"Normally, when big-name talent leaves Silicon Valley giants, the PR language is vanilla: they're headed for a "new chapter" or "grateful for the journey" - or maybe there's some vague hints about a stealth startup. In the world of AI, though, recent exits read more like a whistleblower warnings. Over the past couple of weeks, a stream of senior researchers and safety leads from OpenAI, Anthropic, xAI, and others have resigned in public, and there's nothing quiet or vanilla about it."
"What ticked her off was OpenAI's decision to start testing ads inside ChatGPT. Ironically, in 2024 Sam Altman, OpenAI's CEO, had said, "I hate ads," arguing that "ads plus AI" ... are "uniquely unsettling" because people are forced to figure out who is paying to influence them with the answers. But, hey, when even OpenAI's internal bean counters expect the company to lose $14 billion in 2026 alone, Altman managed to get over his qualms."
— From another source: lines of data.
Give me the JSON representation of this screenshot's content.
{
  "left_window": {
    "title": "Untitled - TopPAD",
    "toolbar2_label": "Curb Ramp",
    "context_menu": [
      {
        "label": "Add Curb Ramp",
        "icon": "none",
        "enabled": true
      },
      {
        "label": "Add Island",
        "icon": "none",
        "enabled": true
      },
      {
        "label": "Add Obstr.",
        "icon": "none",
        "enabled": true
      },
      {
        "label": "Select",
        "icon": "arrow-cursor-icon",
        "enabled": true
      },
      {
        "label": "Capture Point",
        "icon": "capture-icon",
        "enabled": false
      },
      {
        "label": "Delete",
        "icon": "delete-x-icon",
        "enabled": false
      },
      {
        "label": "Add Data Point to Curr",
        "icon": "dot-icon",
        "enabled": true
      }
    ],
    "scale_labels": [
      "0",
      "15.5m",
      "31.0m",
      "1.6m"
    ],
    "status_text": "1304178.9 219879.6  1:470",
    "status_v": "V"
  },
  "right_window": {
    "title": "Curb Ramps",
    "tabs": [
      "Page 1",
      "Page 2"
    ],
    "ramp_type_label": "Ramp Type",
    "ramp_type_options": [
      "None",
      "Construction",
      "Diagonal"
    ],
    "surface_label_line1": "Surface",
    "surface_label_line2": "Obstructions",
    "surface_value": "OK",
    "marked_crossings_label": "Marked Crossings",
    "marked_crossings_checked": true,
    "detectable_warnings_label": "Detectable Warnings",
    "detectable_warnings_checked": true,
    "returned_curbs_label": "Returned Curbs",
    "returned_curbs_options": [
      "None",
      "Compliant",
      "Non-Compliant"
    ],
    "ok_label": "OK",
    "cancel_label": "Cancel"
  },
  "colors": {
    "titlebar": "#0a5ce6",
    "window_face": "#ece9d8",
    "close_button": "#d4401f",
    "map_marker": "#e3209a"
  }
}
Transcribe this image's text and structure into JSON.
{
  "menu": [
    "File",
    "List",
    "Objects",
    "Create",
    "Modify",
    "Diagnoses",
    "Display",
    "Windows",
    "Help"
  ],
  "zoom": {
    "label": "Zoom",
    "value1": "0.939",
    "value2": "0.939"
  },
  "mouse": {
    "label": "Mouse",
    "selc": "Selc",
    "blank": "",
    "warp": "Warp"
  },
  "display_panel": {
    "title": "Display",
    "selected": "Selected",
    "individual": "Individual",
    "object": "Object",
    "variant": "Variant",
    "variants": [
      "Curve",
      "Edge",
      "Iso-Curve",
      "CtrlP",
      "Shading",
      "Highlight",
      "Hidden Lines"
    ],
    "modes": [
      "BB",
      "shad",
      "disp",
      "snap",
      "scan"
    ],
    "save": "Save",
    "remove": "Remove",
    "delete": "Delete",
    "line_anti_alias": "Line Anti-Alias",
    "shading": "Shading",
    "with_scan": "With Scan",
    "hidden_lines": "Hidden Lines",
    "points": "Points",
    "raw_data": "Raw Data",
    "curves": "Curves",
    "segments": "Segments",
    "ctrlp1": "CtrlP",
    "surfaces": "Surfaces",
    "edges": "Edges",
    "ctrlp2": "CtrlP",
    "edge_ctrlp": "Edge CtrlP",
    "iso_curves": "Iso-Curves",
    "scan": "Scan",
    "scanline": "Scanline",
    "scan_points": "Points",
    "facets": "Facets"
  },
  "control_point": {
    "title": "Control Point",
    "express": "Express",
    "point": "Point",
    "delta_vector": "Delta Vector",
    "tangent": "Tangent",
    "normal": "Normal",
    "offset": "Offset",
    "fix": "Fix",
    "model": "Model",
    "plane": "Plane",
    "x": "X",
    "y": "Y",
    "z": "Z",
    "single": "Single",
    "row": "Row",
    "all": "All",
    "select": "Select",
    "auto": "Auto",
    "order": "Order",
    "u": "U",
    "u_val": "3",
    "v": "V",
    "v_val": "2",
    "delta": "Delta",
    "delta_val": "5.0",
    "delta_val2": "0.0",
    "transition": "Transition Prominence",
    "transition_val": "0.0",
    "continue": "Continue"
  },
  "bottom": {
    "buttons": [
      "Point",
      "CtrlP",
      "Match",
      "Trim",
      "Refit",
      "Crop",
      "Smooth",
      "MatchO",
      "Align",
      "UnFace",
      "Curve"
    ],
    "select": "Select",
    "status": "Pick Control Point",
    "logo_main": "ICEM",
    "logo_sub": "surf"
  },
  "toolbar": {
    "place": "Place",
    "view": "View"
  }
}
Senior researchers and safety leads are leaving major AI firms amid concerns that companies prioritize profit and advertising over safety. These departures have been public and pointed, coming from organizations including OpenAI, Anthropic, and xAI. One cited catalyst was the decision to test ads inside conversational AI, despite prior statements that advertising paired with AI is uniquely unsettling. Resigners warn that chatbots collect sensitive personal information—medical fears, relationship problems, religious beliefs—and that advertising built on those archives could enable manipulation beyond current tools. Comparisons to social-media monetization stress deliberate exploitation of personal sharing rather than accidental mistakes.